Donald Trump a annoncé ce jeudi 5 mars 2026 le renvoi de la ministre de la Sécurité intérieure Kristi Noem, l’une des figures de proue de sa politique anti-immigration. Elle sera remplacée par le sénateur républicain de l’Oklahoma, Markwayne Mullin, à un poste majeur dans la supervision de la politique migratoire du président américain.
C’est sur son réseau social Truth Social que le président américain a officialisé cette décision. « J’ai le plaisir d’annoncer que le très respecté sénateur des États-Unis pour le grand État de l’Oklahoma, Markwayne Mullin, deviendra secrétaire à la Sécurité intérieure des États-Unis (DHS), à compter du 31 mars 2026 », a écrit Donald Trump.
La ministre sortante ne quitte pas complètement l’administration. « La secrétaire actuelle, Kristi Noem, qui nous a servi avec dévouement et a obtenu de nombreux résultats remarquables (notamment à la frontière !), deviendra envoyée spéciale pour le Bouclier des Amériques, notre nouvelle initiative de sécurité dans l’hémisphère occidental que nous annoncerons samedi à Doral, en Floride », a précisé le président.
Markwayne Mullin, sénateur de l’Oklahoma, est présenté par Donald Trump comme un « fervent partisan de Trump et ancien combattant professionnel invaincu de MMA », mais aussi comme le « seul Amérindien au Sénat ».
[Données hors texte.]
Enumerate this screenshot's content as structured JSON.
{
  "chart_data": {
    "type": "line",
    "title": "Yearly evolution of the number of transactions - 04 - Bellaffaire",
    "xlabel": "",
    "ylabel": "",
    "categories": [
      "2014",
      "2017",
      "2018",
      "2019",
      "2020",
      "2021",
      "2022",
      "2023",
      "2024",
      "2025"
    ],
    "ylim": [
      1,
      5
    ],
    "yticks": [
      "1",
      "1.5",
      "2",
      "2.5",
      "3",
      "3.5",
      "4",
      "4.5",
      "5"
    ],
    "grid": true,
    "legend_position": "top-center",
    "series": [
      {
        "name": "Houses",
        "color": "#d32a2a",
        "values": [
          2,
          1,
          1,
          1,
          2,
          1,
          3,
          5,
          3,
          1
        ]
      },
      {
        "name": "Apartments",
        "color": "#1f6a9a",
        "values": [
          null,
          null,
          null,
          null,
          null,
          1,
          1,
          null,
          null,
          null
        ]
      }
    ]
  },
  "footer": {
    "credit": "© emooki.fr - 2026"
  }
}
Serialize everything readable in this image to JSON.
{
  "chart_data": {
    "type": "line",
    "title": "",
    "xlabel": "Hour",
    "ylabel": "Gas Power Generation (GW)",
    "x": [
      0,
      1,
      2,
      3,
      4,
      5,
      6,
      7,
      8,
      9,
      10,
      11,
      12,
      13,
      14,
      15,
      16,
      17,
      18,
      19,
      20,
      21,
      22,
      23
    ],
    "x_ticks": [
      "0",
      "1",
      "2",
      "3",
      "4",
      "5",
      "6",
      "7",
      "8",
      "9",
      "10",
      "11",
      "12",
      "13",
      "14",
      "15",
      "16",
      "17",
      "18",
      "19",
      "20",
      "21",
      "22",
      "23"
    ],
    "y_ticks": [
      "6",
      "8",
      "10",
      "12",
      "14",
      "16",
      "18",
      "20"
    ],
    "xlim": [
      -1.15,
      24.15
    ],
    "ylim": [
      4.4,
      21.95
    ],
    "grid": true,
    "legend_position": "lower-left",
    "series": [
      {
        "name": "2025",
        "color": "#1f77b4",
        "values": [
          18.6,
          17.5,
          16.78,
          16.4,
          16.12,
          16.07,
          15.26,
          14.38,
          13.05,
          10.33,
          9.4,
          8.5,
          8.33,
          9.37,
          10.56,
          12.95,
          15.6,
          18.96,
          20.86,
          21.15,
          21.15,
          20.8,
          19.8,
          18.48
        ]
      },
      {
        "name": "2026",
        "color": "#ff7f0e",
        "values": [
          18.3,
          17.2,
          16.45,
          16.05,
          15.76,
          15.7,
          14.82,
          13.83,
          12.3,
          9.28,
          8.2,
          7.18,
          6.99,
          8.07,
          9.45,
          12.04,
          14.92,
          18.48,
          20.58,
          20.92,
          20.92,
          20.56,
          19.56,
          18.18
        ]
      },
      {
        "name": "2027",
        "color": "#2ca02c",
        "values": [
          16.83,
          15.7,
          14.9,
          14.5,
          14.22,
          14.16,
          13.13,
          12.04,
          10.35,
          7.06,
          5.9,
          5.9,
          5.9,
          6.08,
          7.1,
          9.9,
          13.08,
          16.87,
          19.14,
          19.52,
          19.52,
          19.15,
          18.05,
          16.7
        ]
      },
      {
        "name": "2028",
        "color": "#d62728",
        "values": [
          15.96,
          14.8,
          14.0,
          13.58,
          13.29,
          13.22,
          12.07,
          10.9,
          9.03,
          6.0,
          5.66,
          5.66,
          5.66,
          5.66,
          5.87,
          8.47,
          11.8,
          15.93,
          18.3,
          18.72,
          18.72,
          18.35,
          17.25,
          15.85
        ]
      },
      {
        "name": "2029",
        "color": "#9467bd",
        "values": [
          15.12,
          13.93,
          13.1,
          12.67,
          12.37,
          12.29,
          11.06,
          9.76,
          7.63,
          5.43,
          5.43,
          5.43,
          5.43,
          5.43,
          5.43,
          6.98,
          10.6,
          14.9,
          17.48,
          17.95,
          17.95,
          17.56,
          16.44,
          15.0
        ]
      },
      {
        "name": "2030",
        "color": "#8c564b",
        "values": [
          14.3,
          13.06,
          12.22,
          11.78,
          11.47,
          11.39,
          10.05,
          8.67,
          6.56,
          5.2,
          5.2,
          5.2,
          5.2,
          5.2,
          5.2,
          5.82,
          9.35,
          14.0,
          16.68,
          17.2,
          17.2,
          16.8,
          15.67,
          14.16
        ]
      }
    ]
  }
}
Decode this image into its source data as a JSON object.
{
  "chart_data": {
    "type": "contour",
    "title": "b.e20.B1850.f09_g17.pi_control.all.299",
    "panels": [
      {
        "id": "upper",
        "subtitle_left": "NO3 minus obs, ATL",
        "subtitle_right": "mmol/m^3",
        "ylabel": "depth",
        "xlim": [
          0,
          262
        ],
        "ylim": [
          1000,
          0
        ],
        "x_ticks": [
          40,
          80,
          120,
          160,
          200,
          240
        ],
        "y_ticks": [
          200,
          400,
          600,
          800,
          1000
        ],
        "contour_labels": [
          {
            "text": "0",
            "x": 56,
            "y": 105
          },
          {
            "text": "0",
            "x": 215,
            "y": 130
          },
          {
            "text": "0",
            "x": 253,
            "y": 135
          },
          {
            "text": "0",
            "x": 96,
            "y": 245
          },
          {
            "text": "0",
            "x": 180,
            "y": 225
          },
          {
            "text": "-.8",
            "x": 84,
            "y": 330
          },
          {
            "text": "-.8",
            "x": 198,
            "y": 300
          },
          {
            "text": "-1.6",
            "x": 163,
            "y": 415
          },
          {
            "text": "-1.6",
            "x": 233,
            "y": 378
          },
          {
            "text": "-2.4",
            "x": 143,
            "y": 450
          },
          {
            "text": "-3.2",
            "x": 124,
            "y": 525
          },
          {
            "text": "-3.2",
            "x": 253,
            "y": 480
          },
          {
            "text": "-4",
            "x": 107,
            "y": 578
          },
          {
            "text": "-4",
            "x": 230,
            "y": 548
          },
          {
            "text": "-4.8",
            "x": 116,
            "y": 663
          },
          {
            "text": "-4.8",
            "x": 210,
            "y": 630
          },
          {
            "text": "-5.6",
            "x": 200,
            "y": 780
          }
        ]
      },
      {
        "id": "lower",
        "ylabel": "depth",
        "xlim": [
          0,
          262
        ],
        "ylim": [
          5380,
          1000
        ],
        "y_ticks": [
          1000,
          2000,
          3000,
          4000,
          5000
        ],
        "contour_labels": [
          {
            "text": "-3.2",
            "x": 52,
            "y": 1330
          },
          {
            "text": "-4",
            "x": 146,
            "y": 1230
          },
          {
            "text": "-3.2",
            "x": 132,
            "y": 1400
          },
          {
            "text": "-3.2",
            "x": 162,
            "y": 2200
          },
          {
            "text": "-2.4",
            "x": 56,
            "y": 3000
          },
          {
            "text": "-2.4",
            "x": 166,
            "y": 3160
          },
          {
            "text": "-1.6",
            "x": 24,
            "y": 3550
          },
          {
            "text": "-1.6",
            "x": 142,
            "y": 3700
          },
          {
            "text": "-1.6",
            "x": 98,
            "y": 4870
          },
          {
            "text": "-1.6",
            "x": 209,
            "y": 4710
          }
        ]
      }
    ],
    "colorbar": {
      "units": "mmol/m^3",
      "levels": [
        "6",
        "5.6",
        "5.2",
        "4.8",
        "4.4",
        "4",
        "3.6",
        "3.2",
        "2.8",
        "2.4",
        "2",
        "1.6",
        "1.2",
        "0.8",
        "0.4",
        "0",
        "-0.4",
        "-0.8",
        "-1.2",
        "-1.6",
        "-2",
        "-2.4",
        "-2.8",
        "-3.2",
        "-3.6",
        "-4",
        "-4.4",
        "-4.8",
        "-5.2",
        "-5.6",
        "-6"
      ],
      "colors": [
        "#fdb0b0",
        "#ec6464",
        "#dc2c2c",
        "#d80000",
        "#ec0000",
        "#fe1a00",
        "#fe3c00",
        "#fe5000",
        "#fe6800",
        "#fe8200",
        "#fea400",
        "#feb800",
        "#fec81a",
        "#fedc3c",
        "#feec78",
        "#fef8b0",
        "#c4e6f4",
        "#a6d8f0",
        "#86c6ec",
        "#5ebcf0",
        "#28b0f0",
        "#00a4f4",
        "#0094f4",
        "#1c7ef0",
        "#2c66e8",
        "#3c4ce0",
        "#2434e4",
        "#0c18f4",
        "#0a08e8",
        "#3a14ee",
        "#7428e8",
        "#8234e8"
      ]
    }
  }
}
Une ministre sous le feu des critiques
Kristi Noem a été entendue mardi par le Congrès, où elle a dû répondre des actions de la police fédérale de l’immigration, largement critiquée par des élus démocrates pour ses tactiques agressives. « Sous votre direction, le ministère de la Sécurité intérieure (DHS) est dépourvu de toute boussole morale et de tout respect pour l’État de droit », a dénoncé Dick Durbin, sénateur démocrate, lors de cette audition.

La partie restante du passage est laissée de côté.